Open keighrim opened 1 year ago
So the batch is pushed via https://github.com/clamsproject/aapb-annotations/commit/1ad4d54e591c92ad6d33972e941f27bc78cbce38 .
How I selected: from the 27 randomly sampled videos, I eliminated any videos that were annotated during "development" rounds either by G or J. Then among the remaining videos, I picked 5 GUIDs that have all different middle number (259, 507, 512, 516, 525), hoping that the number means some sort of clustering.
And here's the # of images under each video.
$ for l in $(cat batches/creditparsing-11.txt); do echo $l ; ls ~/creditparsing-data/images/$l.* | wc -l ; done
cpb-aacip-259-nv998n13
46
cpb-aacip-507-930ns0mg7g
44
cpb-aacip-512-cj87h1fh8t
22
cpb-aacip-516-3t9d50gq8v
60
cpb-aacip-525-w66930q54c
72
Next step will be writing a piece of code to measure the inter annotator agreement. Few things to think about while implementing a IAA calculation.
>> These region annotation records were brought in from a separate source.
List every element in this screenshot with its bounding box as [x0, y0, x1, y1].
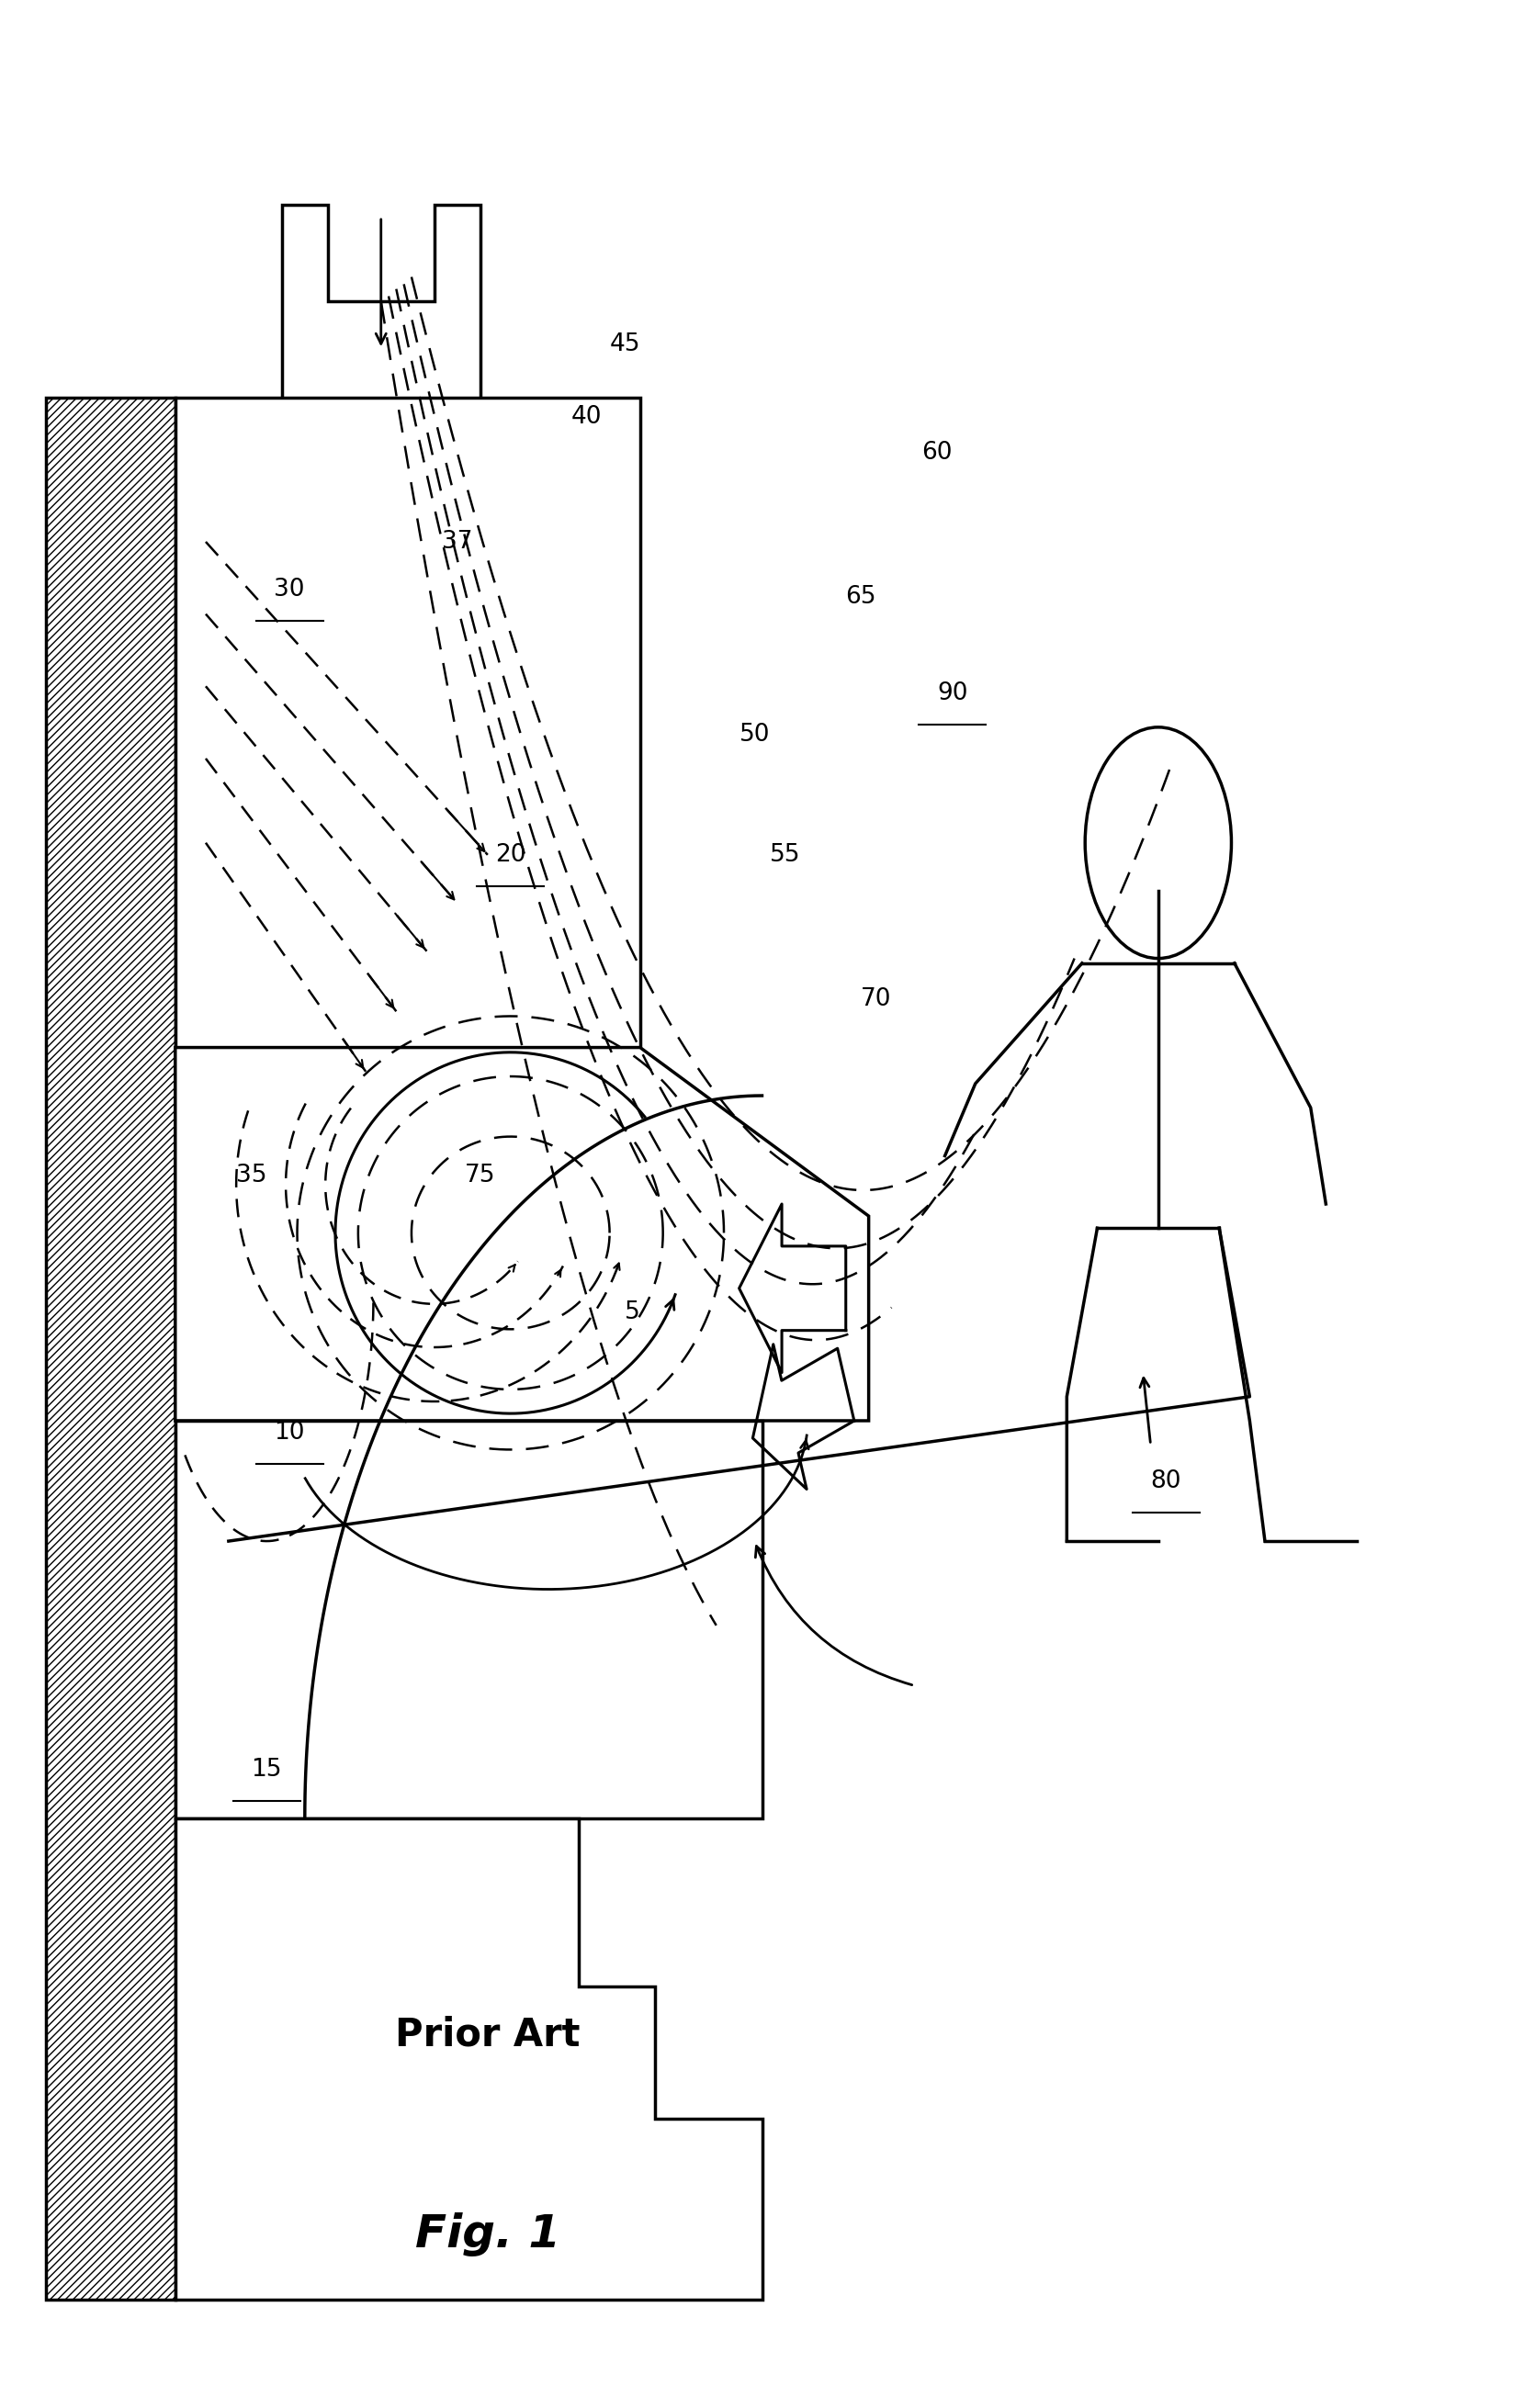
Text: 40: 40 — [572, 405, 602, 429]
Text: 75: 75 — [465, 1163, 495, 1187]
Text: 90: 90 — [937, 681, 968, 706]
Text: Prior Art: Prior Art — [395, 2015, 581, 2054]
Text: 80: 80 — [1151, 1469, 1181, 1493]
Polygon shape — [175, 397, 640, 1047]
Polygon shape — [175, 1047, 869, 1421]
Text: 55: 55 — [770, 843, 800, 867]
Text: 37: 37 — [442, 530, 472, 554]
Polygon shape — [175, 1818, 762, 2300]
Text: 50: 50 — [739, 722, 770, 746]
Text: 60: 60 — [922, 441, 952, 465]
Text: 65: 65 — [846, 585, 876, 609]
Polygon shape — [46, 397, 175, 2300]
Text: 15: 15 — [251, 1758, 282, 1782]
Text: 20: 20 — [495, 843, 526, 867]
Text: 70: 70 — [861, 987, 892, 1011]
Text: 30: 30 — [274, 578, 305, 602]
Text: 10: 10 — [274, 1421, 305, 1445]
Text: 35: 35 — [236, 1163, 267, 1187]
Text: Fig. 1: Fig. 1 — [415, 2213, 561, 2256]
Text: 45: 45 — [610, 332, 640, 356]
Polygon shape — [175, 1421, 762, 1818]
Text: 5: 5 — [625, 1300, 640, 1324]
What are we doing when some annotators skip a frame that other annotators annotated? Should we calculate the IAA for just the annotators that did annotate it? Should one/some annotators skipping affect the score?
Let's have a two calculations; one with all the images, and the other with images that both (or all) annotators annotated. By the first criteria, if one skipped an image while the other annotator added some r-f pairs, all the pairs will be counted as "disagreement".
As an incomplete response to the above questions: We should generate multiple metrics...
On frame differences ====
One percentage for frames that are in any way different.
Another percentage for frames where one+ annotator skips while one+ annotator did not.
For each frame, on character differences ====
Conversation with Marc and Sam also included using modified BLEU scores and considering dropping "linkage" errors to priority 2 for now (more details to be provided by Sam if needed).
A thread to keep a record on the set of data (videos or images) that we can use to train new annotators.